Nos §§ 185-242 das Investigações, o assunto sobre ‘seguir regras’ é investigado
pelo filósofo austríaco de modo mais detalhado; podemos considerá-lo como um tema
chave da concepção da linguagem ali abordada. As regras têm um papel importante na
concepção da linguagem do ‘segundo’ Wittgenstein, uma vez que elas determinam o
que é falar com sentido e corretamente, ou seja, as regras funcionam como padrões de
correção linguística (Cf. GLOCK, 1998, p. 312). Vale lembrar que as regras são
inerentes a qualquer jogo de linguagem, sem elas não é possível a existência de jogos e
muito menos de linguagem, pois elas desempenham um papel normativo.

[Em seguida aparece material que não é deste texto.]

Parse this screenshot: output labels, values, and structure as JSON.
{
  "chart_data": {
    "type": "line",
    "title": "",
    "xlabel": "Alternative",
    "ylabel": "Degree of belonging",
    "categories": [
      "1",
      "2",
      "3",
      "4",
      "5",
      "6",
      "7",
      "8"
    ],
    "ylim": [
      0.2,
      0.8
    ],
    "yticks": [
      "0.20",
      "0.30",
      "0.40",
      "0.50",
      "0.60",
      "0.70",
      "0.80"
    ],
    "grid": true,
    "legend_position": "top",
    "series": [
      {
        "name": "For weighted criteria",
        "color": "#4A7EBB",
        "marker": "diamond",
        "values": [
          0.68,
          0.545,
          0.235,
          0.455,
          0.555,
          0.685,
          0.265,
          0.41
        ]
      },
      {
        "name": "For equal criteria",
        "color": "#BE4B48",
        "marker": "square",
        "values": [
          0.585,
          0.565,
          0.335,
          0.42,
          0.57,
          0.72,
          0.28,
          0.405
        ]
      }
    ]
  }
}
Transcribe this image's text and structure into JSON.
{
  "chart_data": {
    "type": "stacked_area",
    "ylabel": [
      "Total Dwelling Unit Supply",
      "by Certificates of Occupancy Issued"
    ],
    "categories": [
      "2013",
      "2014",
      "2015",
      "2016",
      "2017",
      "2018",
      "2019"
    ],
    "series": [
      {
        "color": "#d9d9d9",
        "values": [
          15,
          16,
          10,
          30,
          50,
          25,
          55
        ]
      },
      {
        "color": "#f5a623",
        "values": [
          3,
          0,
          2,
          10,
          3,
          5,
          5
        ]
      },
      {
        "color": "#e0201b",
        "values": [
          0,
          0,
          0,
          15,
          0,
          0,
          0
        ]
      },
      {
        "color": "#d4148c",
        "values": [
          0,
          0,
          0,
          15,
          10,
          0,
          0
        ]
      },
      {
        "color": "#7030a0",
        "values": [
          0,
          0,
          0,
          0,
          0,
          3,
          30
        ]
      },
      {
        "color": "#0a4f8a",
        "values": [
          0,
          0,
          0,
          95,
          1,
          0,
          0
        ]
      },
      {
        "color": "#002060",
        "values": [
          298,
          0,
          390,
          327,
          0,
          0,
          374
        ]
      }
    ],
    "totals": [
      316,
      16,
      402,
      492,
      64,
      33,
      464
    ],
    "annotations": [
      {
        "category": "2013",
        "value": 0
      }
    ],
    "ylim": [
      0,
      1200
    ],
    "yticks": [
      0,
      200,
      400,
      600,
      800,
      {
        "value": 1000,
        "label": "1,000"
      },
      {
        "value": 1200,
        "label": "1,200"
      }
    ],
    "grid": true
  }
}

De modo geral, ao tratar desse assunto, nas Investigações, Wittgenstein procede
à refutação das ideias que estavam no fundamento da concepção mentalista da
linguagem. Como já mencionado a título de exemplo, Locke defendia que as palavras
recebiam sua significação por meio de imagens mentais. Quando um sujeito
pronunciava a palavra ‘cadeira’, por exemplo, esta recebia sua imediata significação de
acordo com a ideia de ‘cadeira’ presente em sua própria mente. Ora, tendo isso como
pressuposto, podemos perguntar: como ficaria a comunicação? No caso, parece que a
comunicação nunca chegaria a um acordo, pois cada sujeito seria portador do
significado de suas próprias palavras. O falar seria apenas a tradução, não muito
satisfatória, de uma linguagem interna do sujeito. É como se cada sujeito portasse uma
fala interna que atribuísse significação a sua fala externa. No entanto, se essa fala
interna confere o significado da fala externa, então, surgem às questões: o que concede
significado a tal fala interna? Imagens mentais e privadas são responsáveis pela
significação da linguagem externa e pública? É possível essa transferência de linguagem
interna para linguagem externa? Quais são os critérios para que tal transferência possa
acontecer?
Como vemos, são necessários critérios públicos para que a comunicação e a
compreensão linguística possam acontecer. Porque, do contrário, dois indivíduos, ao
pronunciarem a mesma palavra, lhe dariam significados diferentes. O significado da
palavra ‘cadeira’ estaria dependente do sujeito, pois a ideia de ‘cadeira’ nele pode ser
diferente da ideia de ‘cadeira’ para outrem. Ou seja, as imagens mentais atribuiriam o
significado e justificariam a linguagem pública, sem serem elas mesmas públicas e
justificáveis.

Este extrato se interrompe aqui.